Tasso Marcelo/Estadão
Tasso Marcelo/Estadão

'Os terminais privados estão em ritmo satisfatório', diz ministro

Ministro de Portos reconhece dificuldade para licitação de terminais dentro dos portos públicos

Entrevista com

JOÃO VILLAVERDE, LU AIKO OTTA / BRASÍLIA, O Estado de S.Paulo

25 de fevereiro de 2014 | 02h03

O governo pretende autorizar esta semana a instalação de mais um porto privado, um empreendimento de R$ 1,5 bilhão no Espírito Santo. Enquanto os leilões de áreas nos portos públicos patinam no Tribunal de Contas da União (TCU), os portos privados ganham velocidade. Já foram autorizados 13, que somam R$ 6 bilhões. A seguir trechos da entrevista com o ministro de Portos Antonio Henrique Silveira:

Os investimentos em portos ajudarão a movimentar a economia já em 2014?

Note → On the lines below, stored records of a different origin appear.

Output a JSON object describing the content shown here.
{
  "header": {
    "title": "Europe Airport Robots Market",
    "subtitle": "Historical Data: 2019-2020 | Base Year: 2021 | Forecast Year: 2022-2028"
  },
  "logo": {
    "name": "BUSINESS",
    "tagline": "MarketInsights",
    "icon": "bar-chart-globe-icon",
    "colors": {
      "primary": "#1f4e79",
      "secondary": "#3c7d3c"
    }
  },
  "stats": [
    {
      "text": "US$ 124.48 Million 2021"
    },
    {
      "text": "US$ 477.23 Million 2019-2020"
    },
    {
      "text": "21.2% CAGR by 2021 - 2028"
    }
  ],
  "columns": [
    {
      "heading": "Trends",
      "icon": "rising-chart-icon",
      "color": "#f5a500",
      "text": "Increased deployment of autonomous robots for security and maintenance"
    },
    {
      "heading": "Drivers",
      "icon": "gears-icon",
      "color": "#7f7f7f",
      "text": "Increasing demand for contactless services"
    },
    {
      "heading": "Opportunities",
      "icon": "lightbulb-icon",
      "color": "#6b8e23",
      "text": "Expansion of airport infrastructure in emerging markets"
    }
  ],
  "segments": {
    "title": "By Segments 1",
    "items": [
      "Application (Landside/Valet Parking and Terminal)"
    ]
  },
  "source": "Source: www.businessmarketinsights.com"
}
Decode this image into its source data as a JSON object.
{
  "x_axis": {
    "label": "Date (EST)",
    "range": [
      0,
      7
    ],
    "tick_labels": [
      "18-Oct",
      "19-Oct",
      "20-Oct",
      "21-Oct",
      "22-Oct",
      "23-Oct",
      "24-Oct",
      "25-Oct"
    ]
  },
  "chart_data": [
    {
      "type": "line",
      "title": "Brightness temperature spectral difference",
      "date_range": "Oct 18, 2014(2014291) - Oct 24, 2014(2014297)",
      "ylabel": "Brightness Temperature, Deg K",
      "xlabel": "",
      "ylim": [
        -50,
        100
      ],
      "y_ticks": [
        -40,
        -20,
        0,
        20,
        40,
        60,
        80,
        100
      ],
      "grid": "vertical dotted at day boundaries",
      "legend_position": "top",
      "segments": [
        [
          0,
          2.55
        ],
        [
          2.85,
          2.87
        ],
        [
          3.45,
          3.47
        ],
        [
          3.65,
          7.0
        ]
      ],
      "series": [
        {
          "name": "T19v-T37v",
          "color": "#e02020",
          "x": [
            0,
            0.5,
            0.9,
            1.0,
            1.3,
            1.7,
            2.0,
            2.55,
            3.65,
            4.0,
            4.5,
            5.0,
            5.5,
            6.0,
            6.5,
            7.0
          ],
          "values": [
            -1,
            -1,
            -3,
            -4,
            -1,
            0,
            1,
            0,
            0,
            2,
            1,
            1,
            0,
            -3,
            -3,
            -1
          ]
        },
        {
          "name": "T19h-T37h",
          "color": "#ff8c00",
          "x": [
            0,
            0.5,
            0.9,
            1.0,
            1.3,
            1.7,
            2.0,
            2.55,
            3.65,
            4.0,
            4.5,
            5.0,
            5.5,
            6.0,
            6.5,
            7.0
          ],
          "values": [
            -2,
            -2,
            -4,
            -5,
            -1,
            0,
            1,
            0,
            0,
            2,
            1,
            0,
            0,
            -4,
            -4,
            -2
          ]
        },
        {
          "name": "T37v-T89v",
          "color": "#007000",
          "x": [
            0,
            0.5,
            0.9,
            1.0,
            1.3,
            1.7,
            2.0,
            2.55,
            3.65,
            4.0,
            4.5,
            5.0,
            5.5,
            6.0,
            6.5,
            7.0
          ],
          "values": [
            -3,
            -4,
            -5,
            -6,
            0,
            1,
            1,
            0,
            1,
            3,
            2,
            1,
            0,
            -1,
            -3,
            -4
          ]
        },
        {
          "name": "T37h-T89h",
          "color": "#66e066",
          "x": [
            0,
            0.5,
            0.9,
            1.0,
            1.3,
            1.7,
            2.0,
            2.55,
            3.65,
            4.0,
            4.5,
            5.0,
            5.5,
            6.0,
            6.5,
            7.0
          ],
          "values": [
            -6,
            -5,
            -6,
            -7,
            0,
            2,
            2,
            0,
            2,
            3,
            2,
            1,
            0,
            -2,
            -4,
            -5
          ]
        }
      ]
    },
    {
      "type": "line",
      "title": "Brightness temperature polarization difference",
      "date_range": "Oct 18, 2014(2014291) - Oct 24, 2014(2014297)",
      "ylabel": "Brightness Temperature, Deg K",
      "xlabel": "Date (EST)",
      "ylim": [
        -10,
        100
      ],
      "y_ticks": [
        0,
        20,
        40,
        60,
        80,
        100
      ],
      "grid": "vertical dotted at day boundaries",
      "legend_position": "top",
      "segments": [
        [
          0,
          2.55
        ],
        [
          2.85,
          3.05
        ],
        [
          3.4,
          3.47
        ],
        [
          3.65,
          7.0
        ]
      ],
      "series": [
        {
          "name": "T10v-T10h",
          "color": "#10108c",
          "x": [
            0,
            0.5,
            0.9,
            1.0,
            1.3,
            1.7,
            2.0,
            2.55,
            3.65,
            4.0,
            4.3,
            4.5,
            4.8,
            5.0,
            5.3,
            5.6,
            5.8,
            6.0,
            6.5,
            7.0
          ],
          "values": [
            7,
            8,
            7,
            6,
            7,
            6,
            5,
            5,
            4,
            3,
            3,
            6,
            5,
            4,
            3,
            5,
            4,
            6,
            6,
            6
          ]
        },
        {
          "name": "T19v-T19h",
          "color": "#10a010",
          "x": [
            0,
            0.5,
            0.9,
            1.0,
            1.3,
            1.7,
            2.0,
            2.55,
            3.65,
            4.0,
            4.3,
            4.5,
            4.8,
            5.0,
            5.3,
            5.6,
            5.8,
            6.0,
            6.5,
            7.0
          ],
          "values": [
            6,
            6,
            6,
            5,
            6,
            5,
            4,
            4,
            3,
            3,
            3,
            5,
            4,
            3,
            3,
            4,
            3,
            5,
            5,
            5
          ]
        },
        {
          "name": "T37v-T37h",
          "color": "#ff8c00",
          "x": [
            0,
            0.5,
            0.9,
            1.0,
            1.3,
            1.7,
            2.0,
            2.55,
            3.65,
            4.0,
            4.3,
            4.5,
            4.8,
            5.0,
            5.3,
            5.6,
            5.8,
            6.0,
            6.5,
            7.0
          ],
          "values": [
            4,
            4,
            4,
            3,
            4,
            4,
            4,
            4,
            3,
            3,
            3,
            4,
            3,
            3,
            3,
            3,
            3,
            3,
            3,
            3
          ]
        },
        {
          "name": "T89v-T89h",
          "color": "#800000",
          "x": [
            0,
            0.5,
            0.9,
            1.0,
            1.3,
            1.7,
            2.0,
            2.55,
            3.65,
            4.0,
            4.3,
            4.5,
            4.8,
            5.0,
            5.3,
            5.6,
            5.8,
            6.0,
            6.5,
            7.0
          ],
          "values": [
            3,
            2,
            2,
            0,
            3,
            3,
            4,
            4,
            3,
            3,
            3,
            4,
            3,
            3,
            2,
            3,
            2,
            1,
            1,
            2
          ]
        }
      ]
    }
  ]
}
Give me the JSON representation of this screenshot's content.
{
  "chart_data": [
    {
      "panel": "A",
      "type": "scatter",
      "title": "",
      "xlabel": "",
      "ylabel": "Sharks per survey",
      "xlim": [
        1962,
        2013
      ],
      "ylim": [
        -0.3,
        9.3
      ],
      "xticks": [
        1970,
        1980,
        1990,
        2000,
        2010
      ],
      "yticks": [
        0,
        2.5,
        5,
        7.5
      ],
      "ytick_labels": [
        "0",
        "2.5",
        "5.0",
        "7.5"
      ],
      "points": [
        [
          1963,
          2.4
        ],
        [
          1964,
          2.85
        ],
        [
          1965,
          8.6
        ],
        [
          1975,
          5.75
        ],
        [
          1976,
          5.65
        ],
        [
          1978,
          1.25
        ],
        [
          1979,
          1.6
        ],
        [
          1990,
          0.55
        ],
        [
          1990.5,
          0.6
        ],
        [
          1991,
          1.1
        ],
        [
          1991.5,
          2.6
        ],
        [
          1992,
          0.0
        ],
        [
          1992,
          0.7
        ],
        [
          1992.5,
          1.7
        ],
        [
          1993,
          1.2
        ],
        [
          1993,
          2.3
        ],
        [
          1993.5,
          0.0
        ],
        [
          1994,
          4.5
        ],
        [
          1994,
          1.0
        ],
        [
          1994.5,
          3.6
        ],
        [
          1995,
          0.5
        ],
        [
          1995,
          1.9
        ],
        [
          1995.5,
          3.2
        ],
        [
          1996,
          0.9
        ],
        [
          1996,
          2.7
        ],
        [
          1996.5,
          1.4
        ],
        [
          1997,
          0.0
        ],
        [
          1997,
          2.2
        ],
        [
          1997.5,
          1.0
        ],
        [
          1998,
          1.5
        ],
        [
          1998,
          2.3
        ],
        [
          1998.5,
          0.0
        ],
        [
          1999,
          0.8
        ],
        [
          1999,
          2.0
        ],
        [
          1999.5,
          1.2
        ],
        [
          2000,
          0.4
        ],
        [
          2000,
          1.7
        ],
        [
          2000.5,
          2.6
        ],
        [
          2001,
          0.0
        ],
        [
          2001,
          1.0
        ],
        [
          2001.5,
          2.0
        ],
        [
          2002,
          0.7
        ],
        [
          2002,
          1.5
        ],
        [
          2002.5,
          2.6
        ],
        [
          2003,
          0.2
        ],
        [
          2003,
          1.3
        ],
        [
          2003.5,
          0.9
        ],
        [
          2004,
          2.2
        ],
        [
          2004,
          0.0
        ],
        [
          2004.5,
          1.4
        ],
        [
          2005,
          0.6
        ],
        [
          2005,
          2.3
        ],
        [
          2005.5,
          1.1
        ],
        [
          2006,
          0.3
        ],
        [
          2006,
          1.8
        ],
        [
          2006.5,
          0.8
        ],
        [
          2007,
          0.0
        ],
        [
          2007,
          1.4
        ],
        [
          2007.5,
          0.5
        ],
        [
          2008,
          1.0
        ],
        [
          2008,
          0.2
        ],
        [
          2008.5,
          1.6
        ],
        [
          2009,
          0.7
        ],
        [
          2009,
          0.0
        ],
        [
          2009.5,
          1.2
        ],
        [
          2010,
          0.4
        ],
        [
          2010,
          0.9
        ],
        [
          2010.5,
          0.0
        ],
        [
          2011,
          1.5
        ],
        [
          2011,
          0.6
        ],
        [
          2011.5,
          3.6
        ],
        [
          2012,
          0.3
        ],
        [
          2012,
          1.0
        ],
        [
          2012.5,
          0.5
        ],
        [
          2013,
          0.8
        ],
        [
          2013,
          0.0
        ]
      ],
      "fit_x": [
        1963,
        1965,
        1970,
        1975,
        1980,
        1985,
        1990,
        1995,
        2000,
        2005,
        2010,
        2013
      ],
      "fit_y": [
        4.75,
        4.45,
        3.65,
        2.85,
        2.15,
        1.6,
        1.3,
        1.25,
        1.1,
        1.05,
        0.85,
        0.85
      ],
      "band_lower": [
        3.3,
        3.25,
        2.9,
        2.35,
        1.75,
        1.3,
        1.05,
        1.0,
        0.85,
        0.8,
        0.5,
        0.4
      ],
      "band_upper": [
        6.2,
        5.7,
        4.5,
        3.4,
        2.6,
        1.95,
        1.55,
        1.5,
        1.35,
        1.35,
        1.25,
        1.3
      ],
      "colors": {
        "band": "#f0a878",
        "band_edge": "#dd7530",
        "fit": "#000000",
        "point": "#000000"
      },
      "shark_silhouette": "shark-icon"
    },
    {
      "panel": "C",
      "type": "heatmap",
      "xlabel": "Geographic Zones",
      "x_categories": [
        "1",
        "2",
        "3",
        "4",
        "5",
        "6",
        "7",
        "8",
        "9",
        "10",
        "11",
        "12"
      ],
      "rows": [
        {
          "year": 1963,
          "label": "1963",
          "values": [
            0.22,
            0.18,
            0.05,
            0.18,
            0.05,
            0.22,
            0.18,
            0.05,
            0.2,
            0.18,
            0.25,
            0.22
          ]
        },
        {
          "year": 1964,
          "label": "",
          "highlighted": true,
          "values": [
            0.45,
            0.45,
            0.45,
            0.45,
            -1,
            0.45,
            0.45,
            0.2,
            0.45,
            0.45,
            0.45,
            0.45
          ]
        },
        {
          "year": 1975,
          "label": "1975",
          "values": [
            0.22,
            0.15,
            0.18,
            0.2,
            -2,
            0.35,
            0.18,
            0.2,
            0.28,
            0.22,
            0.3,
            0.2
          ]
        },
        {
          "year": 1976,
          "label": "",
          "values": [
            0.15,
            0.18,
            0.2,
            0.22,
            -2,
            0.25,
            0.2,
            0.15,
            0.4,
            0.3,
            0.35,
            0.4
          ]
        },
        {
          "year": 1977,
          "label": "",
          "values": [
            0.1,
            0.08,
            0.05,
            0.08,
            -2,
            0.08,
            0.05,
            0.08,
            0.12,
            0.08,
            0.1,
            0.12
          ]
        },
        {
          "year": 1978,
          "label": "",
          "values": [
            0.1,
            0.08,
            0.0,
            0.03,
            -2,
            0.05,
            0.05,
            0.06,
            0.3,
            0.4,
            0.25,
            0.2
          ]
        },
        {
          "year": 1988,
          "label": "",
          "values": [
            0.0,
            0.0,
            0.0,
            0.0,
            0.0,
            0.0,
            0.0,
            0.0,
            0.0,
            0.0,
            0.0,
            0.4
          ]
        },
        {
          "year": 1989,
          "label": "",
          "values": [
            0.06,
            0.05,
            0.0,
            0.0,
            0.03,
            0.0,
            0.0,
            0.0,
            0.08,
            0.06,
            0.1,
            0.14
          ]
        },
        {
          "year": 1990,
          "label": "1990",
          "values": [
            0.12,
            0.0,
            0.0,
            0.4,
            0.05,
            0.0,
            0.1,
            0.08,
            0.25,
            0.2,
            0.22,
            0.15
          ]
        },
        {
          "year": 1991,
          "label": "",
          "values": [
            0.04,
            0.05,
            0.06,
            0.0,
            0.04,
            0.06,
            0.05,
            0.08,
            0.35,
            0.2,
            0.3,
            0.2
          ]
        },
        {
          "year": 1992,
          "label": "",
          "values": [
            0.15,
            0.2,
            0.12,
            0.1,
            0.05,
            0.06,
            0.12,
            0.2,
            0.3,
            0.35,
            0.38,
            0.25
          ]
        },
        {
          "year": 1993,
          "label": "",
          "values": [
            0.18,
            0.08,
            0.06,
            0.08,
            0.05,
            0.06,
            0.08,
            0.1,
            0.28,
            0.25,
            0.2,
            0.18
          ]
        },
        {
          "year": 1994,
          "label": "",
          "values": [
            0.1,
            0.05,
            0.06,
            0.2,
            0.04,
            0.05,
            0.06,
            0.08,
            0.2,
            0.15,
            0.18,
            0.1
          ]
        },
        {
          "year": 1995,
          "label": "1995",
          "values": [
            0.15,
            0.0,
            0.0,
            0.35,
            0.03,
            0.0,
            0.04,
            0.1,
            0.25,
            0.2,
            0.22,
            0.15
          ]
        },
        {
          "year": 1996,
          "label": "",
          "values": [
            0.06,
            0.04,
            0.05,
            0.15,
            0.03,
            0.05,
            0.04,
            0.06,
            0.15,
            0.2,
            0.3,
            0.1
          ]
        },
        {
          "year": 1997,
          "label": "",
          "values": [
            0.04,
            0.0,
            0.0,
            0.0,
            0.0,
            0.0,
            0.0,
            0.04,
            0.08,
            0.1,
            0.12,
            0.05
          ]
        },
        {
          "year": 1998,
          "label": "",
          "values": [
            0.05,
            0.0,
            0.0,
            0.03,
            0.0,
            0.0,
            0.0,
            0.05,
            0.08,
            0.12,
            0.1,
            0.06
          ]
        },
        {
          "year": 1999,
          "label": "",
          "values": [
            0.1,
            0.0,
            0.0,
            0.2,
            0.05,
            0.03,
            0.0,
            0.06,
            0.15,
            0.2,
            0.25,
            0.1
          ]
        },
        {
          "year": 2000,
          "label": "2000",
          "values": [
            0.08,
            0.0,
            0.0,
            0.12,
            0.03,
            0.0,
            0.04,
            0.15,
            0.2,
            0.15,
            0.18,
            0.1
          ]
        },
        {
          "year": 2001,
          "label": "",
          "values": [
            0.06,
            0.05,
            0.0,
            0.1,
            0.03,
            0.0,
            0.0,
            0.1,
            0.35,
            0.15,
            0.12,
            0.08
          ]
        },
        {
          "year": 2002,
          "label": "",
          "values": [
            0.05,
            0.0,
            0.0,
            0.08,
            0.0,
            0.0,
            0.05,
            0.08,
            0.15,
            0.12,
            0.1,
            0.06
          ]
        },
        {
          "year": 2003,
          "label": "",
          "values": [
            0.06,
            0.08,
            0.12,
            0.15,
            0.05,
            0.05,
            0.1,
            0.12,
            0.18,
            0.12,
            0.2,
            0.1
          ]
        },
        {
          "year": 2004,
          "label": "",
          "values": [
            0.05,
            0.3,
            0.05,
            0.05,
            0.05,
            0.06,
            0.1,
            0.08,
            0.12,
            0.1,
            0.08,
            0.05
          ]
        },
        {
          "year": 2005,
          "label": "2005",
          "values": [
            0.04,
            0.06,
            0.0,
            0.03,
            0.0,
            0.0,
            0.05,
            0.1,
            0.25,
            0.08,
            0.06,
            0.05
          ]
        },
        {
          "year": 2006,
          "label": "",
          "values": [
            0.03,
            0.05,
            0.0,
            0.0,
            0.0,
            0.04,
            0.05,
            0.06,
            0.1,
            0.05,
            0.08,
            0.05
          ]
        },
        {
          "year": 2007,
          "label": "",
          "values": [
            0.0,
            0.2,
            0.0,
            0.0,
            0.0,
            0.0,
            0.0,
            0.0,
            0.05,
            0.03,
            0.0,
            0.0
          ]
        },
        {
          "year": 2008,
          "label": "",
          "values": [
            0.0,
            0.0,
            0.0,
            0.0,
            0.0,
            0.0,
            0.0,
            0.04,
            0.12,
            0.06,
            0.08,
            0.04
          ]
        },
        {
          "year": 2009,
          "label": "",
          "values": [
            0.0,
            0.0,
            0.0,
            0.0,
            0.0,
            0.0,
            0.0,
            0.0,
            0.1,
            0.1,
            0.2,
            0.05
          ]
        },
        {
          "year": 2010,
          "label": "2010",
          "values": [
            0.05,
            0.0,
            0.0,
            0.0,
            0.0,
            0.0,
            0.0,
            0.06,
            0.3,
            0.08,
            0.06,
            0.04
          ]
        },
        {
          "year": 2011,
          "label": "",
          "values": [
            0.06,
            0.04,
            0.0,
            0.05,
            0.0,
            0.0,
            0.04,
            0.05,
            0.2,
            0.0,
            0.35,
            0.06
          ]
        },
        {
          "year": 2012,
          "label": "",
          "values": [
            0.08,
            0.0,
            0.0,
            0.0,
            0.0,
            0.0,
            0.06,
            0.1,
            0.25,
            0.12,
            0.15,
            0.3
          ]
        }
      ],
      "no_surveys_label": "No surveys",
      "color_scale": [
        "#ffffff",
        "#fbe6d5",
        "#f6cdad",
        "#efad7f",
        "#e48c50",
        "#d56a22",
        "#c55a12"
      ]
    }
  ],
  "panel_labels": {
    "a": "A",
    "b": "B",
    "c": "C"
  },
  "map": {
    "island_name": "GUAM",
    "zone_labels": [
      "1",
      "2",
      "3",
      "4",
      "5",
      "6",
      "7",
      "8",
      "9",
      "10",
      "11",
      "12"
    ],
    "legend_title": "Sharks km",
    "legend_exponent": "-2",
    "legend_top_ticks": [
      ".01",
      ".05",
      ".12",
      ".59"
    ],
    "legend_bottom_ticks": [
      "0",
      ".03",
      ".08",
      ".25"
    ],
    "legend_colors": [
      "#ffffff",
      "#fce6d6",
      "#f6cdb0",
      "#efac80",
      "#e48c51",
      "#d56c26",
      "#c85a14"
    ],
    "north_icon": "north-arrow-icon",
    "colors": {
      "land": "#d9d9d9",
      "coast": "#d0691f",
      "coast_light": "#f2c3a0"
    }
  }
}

Não teremos uma coisa tão concentrada como o Aeroporto de Brasília, por exemplo. Mas os novos arrendatários (dos portos públicos) vão reequipar terminais, então teremos algo, sim. E eu queria chamar a atenção para os terminais privados, nos quais já estamos num ritmo satisfatório.

Quer dizer, os privados vão bem, os públicos estão enrolados.  Os públicos têm de passar por um crivo importante do Tribunal de Contas. O tribunal está esmiuçando todos os aspectos. Mas estamos confiantes de que teremos resultado positivo. Esperamos uma decisão para o início de março.

O processo eleitoral impede os leilões?

Não.

E o risco de os leilões serem paralisados pela Justiça?

Já há alguns questionamentos sobre Santos. Todas as desestatizações têm ações. Lembra como foi Libra? Nos aeroportos, também teve.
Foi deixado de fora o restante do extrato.